West Virginia data from 2004-2005 analyzed by the CDC reports the prevalence of alcohol and drug use among persons killed in motor-vehicle crashes. The study, authored by James A. Kaplan, found drug use prevalence (25.8%) was similar to the prevalence of a blood alcohol concentration greater than .08. The analysis uses data from the West Virginia Office of the Chief Medical Examiner reported to the National Highway Traffic Safety Administration's Fatality Analysis Reporting System.
Use Cases
- Analyzing the correlation between substance use and fatal motor-vehicle crashes based on reported prevalence statistics.
- Comparing alcohol and drug use rates among crash victims based on the reported 25.8% drug use prevalence.

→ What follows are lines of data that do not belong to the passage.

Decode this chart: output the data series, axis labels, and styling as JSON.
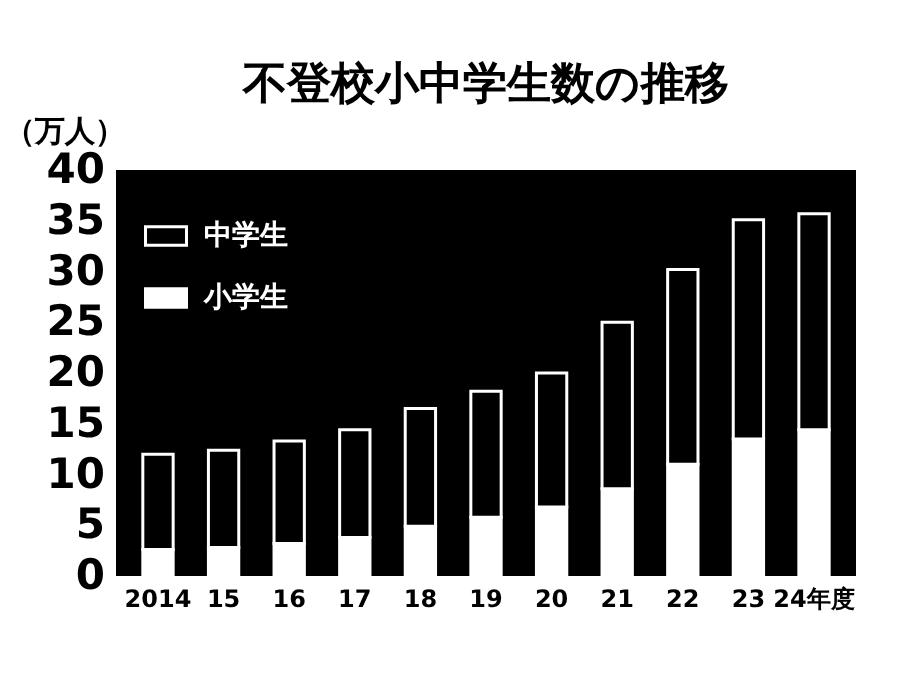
{
  "chart_data": {
    "type": "bar",
    "title": "不登校小中学生数の推移",
    "ylabel": "（万人）",
    "categories": [
      "2014",
      "15",
      "16",
      "17",
      "18",
      "19",
      "20",
      "21",
      "22",
      "23",
      "24年度"
    ],
    "stacked": true,
    "series": [
      {
        "name": "小学生",
        "color": "#ffffff",
        "values": [
          2.6,
          2.8,
          3.2,
          3.8,
          4.9,
          5.8,
          6.8,
          8.6,
          11.0,
          13.5,
          14.4
        ]
      },
      {
        "name": "中学生",
        "color": "#000000",
        "values": [
          9.4,
          9.6,
          10.1,
          10.6,
          11.6,
          12.4,
          13.2,
          16.4,
          19.2,
          21.6,
          21.3
        ]
      }
    ],
    "ylim": [
      0,
      40
    ],
    "yticks": [
      0,
      5,
      10,
      15,
      20,
      25,
      30,
      35,
      40
    ],
    "grid": false,
    "legend": "top left"
  }
}
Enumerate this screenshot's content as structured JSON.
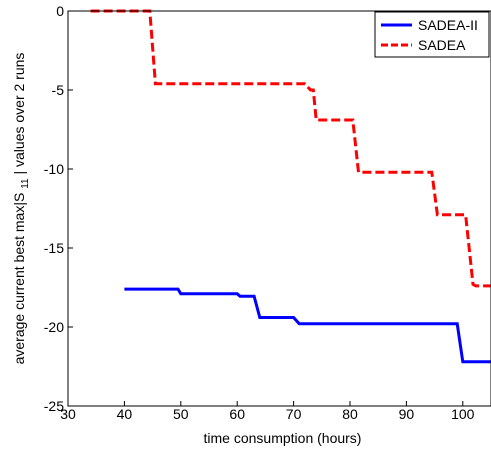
{
  "chart_data": {
    "type": "line",
    "title": "",
    "xlabel": "time consumption (hours)",
    "ylabel_parts": [
      "average current best max|S",
      "11",
      "| values over 2 runs"
    ],
    "xlim": [
      30,
      105
    ],
    "ylim": [
      -25,
      0
    ],
    "xticks": [
      30,
      40,
      50,
      60,
      70,
      80,
      90,
      100
    ],
    "yticks": [
      0,
      -5,
      -10,
      -15,
      -20,
      -25
    ],
    "grid": false,
    "legend_position": "top-right",
    "series": [
      {
        "name": "SADEA-II",
        "color": "#0000ff",
        "style": "solid",
        "x": [
          40,
          49.5,
          50,
          60,
          60.5,
          63,
          64,
          70,
          71,
          99,
          100,
          105
        ],
        "y": [
          -17.6,
          -17.6,
          -17.9,
          -17.9,
          -18.05,
          -18.05,
          -19.4,
          -19.4,
          -19.8,
          -19.8,
          -22.2,
          -22.2
        ]
      },
      {
        "name": "SADEA",
        "color": "#ff0000",
        "style": "dashed",
        "x": [
          34,
          44.5,
          45.5,
          72,
          73,
          73.5,
          74,
          80.5,
          81.5,
          94.5,
          95.5,
          100.5,
          101.8,
          102.3,
          105
        ],
        "y": [
          0,
          0,
          -4.6,
          -4.6,
          -5,
          -5,
          -6.9,
          -6.9,
          -10.2,
          -10.2,
          -12.9,
          -12.9,
          -17.3,
          -17.4,
          -17.4
        ]
      }
    ]
  }
}
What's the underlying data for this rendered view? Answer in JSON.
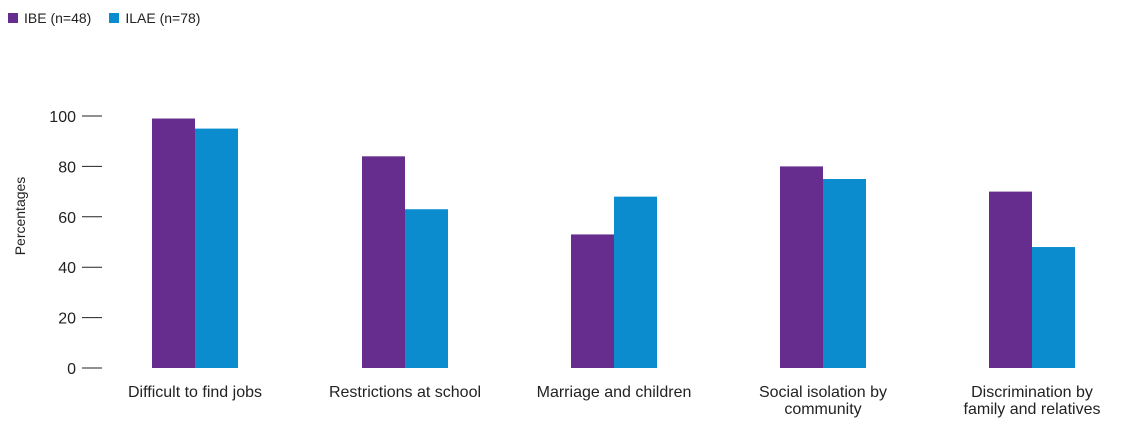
{
  "chart_data": {
    "type": "bar",
    "categories": [
      "Difficult to find jobs",
      "Restrictions at school",
      "Marriage and children",
      "Social isolation by community",
      "Discrimination by family and relatives"
    ],
    "category_lines": [
      [
        "Difficult to find jobs"
      ],
      [
        "Restrictions at school"
      ],
      [
        "Marriage and children"
      ],
      [
        "Social isolation by",
        "community"
      ],
      [
        "Discrimination by",
        "family and relatives"
      ]
    ],
    "series": [
      {
        "name": "IBE (n=48)",
        "color": "#662d8f",
        "values": [
          99,
          84,
          53,
          80,
          70
        ]
      },
      {
        "name": "ILAE (n=78)",
        "color": "#0a8ccf",
        "values": [
          95,
          63,
          68,
          75,
          48
        ]
      }
    ],
    "ylabel": "Percentages",
    "xlabel": "",
    "ylim": [
      0,
      100
    ],
    "yticks": [
      0,
      20,
      40,
      60,
      80,
      100
    ],
    "grid": false,
    "legend": "top-left"
  }
}
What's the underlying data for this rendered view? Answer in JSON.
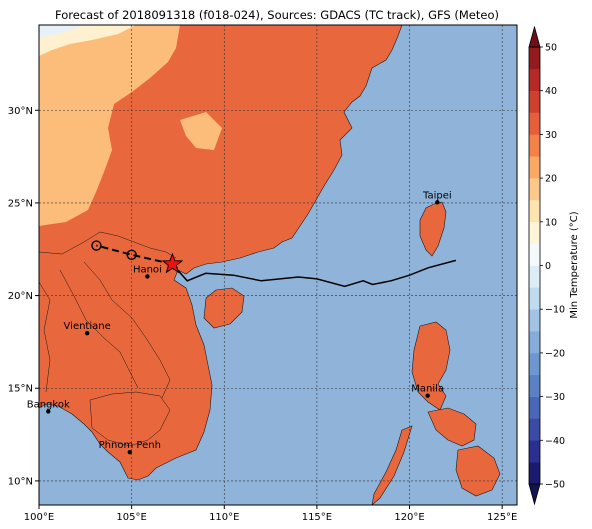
{
  "title": "Forecast of 2018091318 (f018-024), Sources: GDACS (TC track), GFS (Meteo)",
  "map": {
    "lon_range": [
      100,
      125.8
    ],
    "lat_range": [
      8.7,
      34.6
    ],
    "lon_ticks": [
      100,
      105,
      110,
      115,
      120,
      125
    ],
    "lon_tick_labels": [
      "100°E",
      "105°E",
      "110°E",
      "115°E",
      "120°E",
      "125°E"
    ],
    "lat_ticks": [
      10,
      15,
      20,
      25,
      30
    ],
    "lat_tick_labels": [
      "10°N",
      "15°N",
      "20°N",
      "25°N",
      "30°N"
    ],
    "gridlines": true,
    "ocean_color": "#8fb3d9"
  },
  "cities": [
    {
      "name": "Hanoi",
      "lon": 105.85,
      "lat": 21.03
    },
    {
      "name": "Taipei",
      "lon": 121.5,
      "lat": 25.03
    },
    {
      "name": "Vientiane",
      "lon": 102.6,
      "lat": 17.97
    },
    {
      "name": "Manila",
      "lon": 120.98,
      "lat": 14.6
    },
    {
      "name": "Bangkok",
      "lon": 100.5,
      "lat": 13.75
    },
    {
      "name": "Phnom Penh",
      "lon": 104.9,
      "lat": 11.55
    }
  ],
  "track": {
    "observed": [
      [
        122.5,
        21.9
      ],
      [
        121,
        21.5
      ],
      [
        120,
        21.1
      ],
      [
        119,
        20.8
      ],
      [
        118,
        20.6
      ],
      [
        117.5,
        20.8
      ],
      [
        116.5,
        20.5
      ],
      [
        115,
        20.9
      ],
      [
        114,
        21.0
      ],
      [
        112,
        20.8
      ],
      [
        110.5,
        21.1
      ],
      [
        109,
        21.2
      ],
      [
        108,
        20.8
      ],
      [
        107.2,
        21.7
      ]
    ],
    "forecast": [
      [
        107.2,
        21.7
      ],
      [
        105.0,
        22.2
      ],
      [
        103.1,
        22.7
      ]
    ],
    "forecast_positions": [
      [
        105.0,
        22.2
      ],
      [
        103.1,
        22.7
      ]
    ],
    "current_position": [
      107.2,
      21.7
    ]
  },
  "colorbar": {
    "label": "Min Temperature (°C)",
    "levels": [
      -50,
      -45,
      -40,
      -35,
      -30,
      -25,
      -20,
      -15,
      -10,
      -5,
      0,
      5,
      10,
      15,
      20,
      25,
      30,
      35,
      40,
      45,
      50
    ],
    "tick_labels": [
      "−50",
      "−40",
      "−30",
      "−20",
      "−10",
      "0",
      "10",
      "20",
      "30",
      "40",
      "50"
    ],
    "colors": [
      "#1a1a6e",
      "#2b2f8f",
      "#3b4aa6",
      "#4a66b8",
      "#5b80c4",
      "#6f97cf",
      "#86acd9",
      "#a2c3e4",
      "#c0daee",
      "#dcedf6",
      "#f5f9fb",
      "#fff6da",
      "#ffe4b0",
      "#fdc98a",
      "#f9a865",
      "#f2824a",
      "#e55f3a",
      "#d0402f",
      "#b52a26",
      "#931a1f"
    ],
    "extend_low_color": "#131350",
    "extend_high_color": "#6e0f16"
  }
}
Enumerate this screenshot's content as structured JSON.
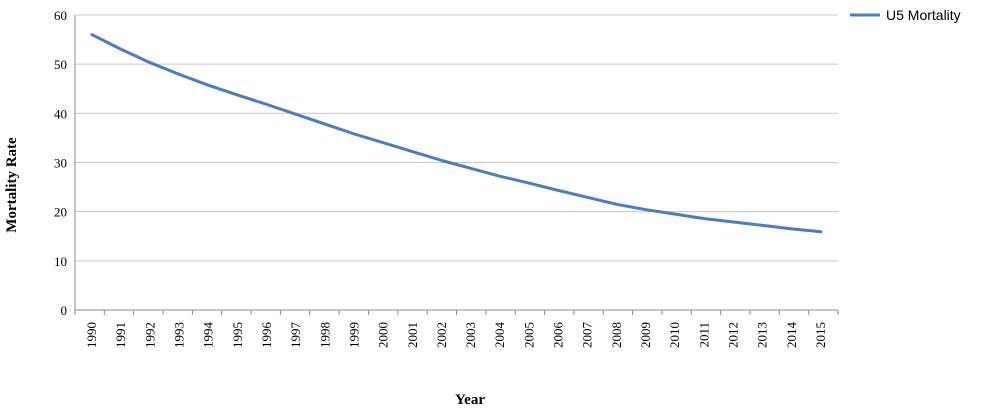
{
  "chart_data": {
    "type": "line",
    "title": "",
    "xlabel": "Year",
    "ylabel": "Mortality Rate",
    "x": [
      "1990",
      "1991",
      "1992",
      "1993",
      "1994",
      "1995",
      "1996",
      "1997",
      "1998",
      "1999",
      "2000",
      "2001",
      "2002",
      "2003",
      "2004",
      "2005",
      "2006",
      "2007",
      "2008",
      "2009",
      "2010",
      "2011",
      "2012",
      "2013",
      "2014",
      "2015"
    ],
    "series": [
      {
        "name": "U5 Mortality",
        "color": "#4a7cc9",
        "values": [
          56.0,
          53.0,
          50.3,
          47.9,
          45.7,
          43.7,
          41.8,
          39.8,
          37.8,
          35.8,
          34.0,
          32.2,
          30.4,
          28.8,
          27.2,
          25.8,
          24.3,
          22.9,
          21.5,
          20.4,
          19.5,
          18.6,
          17.9,
          17.2,
          16.5,
          15.9
        ]
      }
    ],
    "ylim": [
      0,
      60
    ],
    "yticks": [
      0,
      10,
      20,
      30,
      40,
      50,
      60
    ],
    "grid": true,
    "legend_position": "top-right"
  }
}
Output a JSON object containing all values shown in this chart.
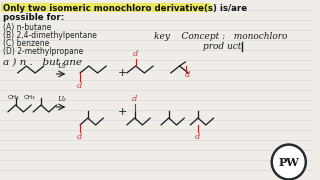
{
  "bg_color": "#f0ede8",
  "line_color": "#b8c4cc",
  "highlight_color": "#e8e830",
  "title_line1": "Only two isomeric monochloro derivative(s) is/are",
  "title_line2": "possible for:",
  "opt_a": "(A) n-butane",
  "opt_b": "(B) 2,4-dimethylpentane",
  "opt_c": "(C) benzene",
  "opt_d": "(D) 2-methylpropane",
  "key_text1": "key    Concept :   monochloro",
  "key_text2": "prod uct",
  "section_a": "a ) n .   but ane",
  "u2": "U₂",
  "cl": "cl",
  "plus": "+",
  "ch3": "CH₃",
  "dark_color": "#2a2a2a",
  "red_color": "#c02020",
  "pw_bg": "#2a2a2a",
  "pw_text": "#ffffff",
  "fs_title": 6.2,
  "fs_opt": 5.5,
  "fs_key": 6.5,
  "fs_label": 7.5,
  "fs_small": 5.0
}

- Modeling the potential national impact of drug-impaired driving based on the West Virginia data and extrapolation methods discussed.
- Evaluating enforcement impact on drug-impaired driving based on the final section of the source article.
Strengths
- Data originates from an authoritative source: the CDC's analysis of West Virginia OCME data reported to the NHTSA FARS system.
- Provides a specific, quantified finding: 25.8% prevalence of drug use among crash victims.
- Includes a direct comparison to alcohol use prevalence (BAC > .08) for the same population.
Limitations
- Column-level documentation is absent; field semantics must be inferred after download.
- Row count is unknown, which may limit suitability assessment.
- Data may reflect geographic bias inherent to the West Virginia-specific study.
Provenance
- Source
- Centers for Disease Control (CDC) analysis of West Virginia Office of the Chief Medical Examiner data reported to NHTSA FARS.
- Collection Method
- Analysis of 2004 and 2005 data reported by the West Virginia OCME to the Fatality Analysis Reporting System.
- Time Range
- 2004-2005
- Freshness
- Last update date is unknown; freshness unverified.